Советские войска в Румынии вышли всем фронтом на Дунай и со дня на день должны были перейти болгарскую границу. Народная революция придвинулась вплотную к широким бемским стеклам посольского особняка. Берлин давал взаимоисключающие распоряжения. Персонал продолжал видимость работы, как будто великая империя еще пряла свою пряжу. Однако нити рвались каждую минуту: фельдъегерская служба, авиасвязь, наконец телефон начинали отказывать. И когда это понял господин посол, он сообразил и то, что немцы в Софии предоставлены самим себе, своим благоразумным решениям.
Впервые господин посол покинул здание в таком необычайном виде: в щеголеватом смокинге и с автоматом в руках, спрятанным под ангорским пледом. В ближайшем переулке — лишь бы не на глазах сотрудников — посол попросил шофера снять с машины нацистский вымпел. Пока пробивались к царскому дворцу, они видели, как народ разоружал полицию. Всюду слышалось пение «Интернационала». В окно машины заглянула самодельная кукла, повешенная на палке, и господин посол смог убедиться, что чучело очень похоже на фюрера.
Во дворце была та же паника, что и в посольстве.
— Вы сумели проехать невредимо? — спросил посла Германии министр иностранных дел.

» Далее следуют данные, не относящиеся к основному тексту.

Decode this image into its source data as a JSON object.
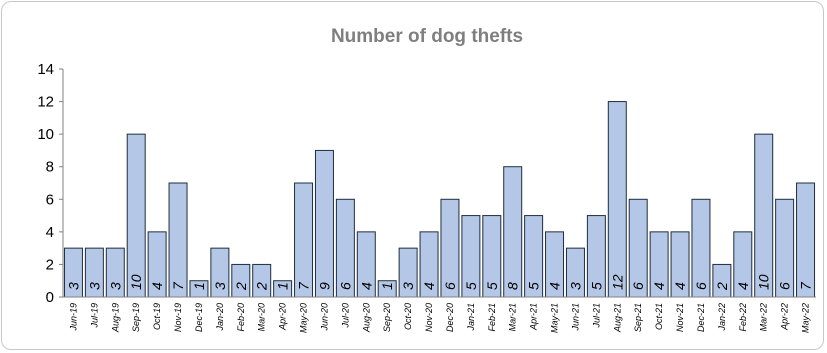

Они сидели в глубоких креслах, прислушиваясь к отдаленному гулу уличной манифестации, — тучный болгарин с бульдожьими, провисшими щеками и неповоротливой шеей и тощий немец с гладкой рачьей головой и моноклем под удивленно приподнятой бровью.
— Тревожные подробности, господин посол…
— Что делать. Наши войска отступают из Румынии. Планомерный отход…
— Планомерный? По планам, составленным в Москве?
Посол облизнул губы. Никогда с полномочным представителем фюрера в Болгарии не говорили так дерзко.
— Прислушайтесь, — продолжал министр. — Этот сброд создает свой общественный строй, угодный ему. Как говорится: «народ решает вековые вопросы».
Тревога поселилась в покоях царского дворца. Какая-то женщина с испуганными глазами (послу показалось, что это княгиня Евдокия) трижды заглядывала в дверь кабинета, пока министр с беспримерной откровенностью сообщал германскому послу о том, что ввиду чрезвычайности событий правительство Болгарии сочло нужным тайно отправить своих делегатов в Каир — к англичанам, в штаб-квартиру фельдмаршала Александера.